At the Stollery, no day is the same. We work and learn in a dynamic environment. Students register and join the class at any point in the year, and they are typically all at different points on the curricular spectrum. We meet them where they are at and we pride ourselves in our flexibility. Students transition between classroom and bedside and as teachers, we partner with Alberta Health Services, families and schools all over the province in order to meet student needs.

 

What do you find rewarding about teaching in this environment?

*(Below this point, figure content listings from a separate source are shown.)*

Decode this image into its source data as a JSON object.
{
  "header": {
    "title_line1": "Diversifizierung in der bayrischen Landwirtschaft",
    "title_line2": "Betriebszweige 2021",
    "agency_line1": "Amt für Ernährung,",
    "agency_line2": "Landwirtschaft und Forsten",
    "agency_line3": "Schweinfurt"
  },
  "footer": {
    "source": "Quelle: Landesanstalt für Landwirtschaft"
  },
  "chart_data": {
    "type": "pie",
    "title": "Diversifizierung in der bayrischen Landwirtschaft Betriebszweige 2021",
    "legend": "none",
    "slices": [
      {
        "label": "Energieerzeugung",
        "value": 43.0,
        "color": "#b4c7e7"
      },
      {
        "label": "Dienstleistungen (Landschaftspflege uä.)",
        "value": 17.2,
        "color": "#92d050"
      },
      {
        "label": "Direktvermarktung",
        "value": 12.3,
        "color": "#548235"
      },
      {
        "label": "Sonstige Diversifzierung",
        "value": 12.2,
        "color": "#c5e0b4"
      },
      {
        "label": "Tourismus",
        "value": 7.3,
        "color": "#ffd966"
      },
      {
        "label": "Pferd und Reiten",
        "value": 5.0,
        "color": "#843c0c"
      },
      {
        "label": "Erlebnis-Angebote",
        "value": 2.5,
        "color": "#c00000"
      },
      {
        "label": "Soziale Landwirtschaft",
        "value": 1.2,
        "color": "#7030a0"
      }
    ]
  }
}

I have always found that one of the most rewarding aspects of working at the Stollery is being able to provide a sense of normalcy for students as they and their families are going through adversity. Some students will be with us for a few months, others will write diploma exams and graduate with Hospital School Campuses.

A student’s role is to learn. Adversity can rob a student of this and leave them in a strange limbo. When they have the opportunity to continue learning, it grounds them. The restoration of their academic equilibrium is very therapeutic and integral to their recovery as well as their ability to reintegrate back to their normal lives and community schools.

I love to see students succeed and in this place, I can really see their strength and resilience. Here, I am able to work in a partnership as part of a multidisciplinary team that is centered around the child and their family. The difference that education makes in restoring normalcy and hope for a better future is incredible.

The difference that education makes in restoring normalcy and hope for a better future is incredible.

What are the main challenges?

The Stollery is inherently challenging. There are always a lot of moving pieces here: the diversity of the students and their unique needs, and teaching a multitude of subjects at the same time means that I have to be flexible. I have to be an educator and I have to understand all of the factors that are impacting a student’s emotional and academic well-being as they navigate their recovery.

What skills/traits/aptitudes does a teacher need to thrive in this environment?

Flexibility: being able to adapt and adjust on the fly for all of the things that change, such as new students on a daily basis, or bedside teaching when students cannot come to class.

Empathy, but also the ability to stay in the lane of education.

Strong communication skills: with students, parents, medical staff, the mental health transition team, receiving schools (if applicable) that the student is going back to.

Soft skills: being in tune with the sensitivities of situations and what students are going through.

You have to really know the curriculum—vertically and horizontally … all courses— and maintain academic rigour and pacing in challenging circumstances.

Can you relate a specific situation that illustrates the unique nature of your current teaching assignment?

Four years ago, a student came to the school in the summer of their Grade 9 year. The student had been an honours student before being hospitalized, and achievement had always been a top priority. This was a learner who desperately wanted to feel normal again and regain what had been taken from them.

Due to their circumstances, the student had to relearn how to speak, walk and write— including how to write with the opposite hand. Sometimes we were only able to do 15 minutes of instruction in a session.

In time, however, the tireless efforts of physical therapists, occupational therapists, psychologists, nursing staff, doctors and teachers paid off and the student made significant gains. This student attended the Stollery School for three years. During that time, they were able to complete many high school courses, some with high honours. Eventually they were able to successfully transition back to a community school.

Now they are continuing their education and even volunteering in the community.

Where fluctuation is a constant

A hospital school provides educational programming for students actively receiving medical treatment and is supported through a specialized education program agreement with the school authority.

All hospital schools are operated by a school division in collaboration with Alberta Health Services. These schools are subject to the Education Act in the same way other schools are.

In Alberta there are 11 schools that operate out of hospitals.

Students transition in and out hospital schools as their needs require, so hospital school enrolment fluctuates throughout the year, and year to year, as does the number of teachers needed.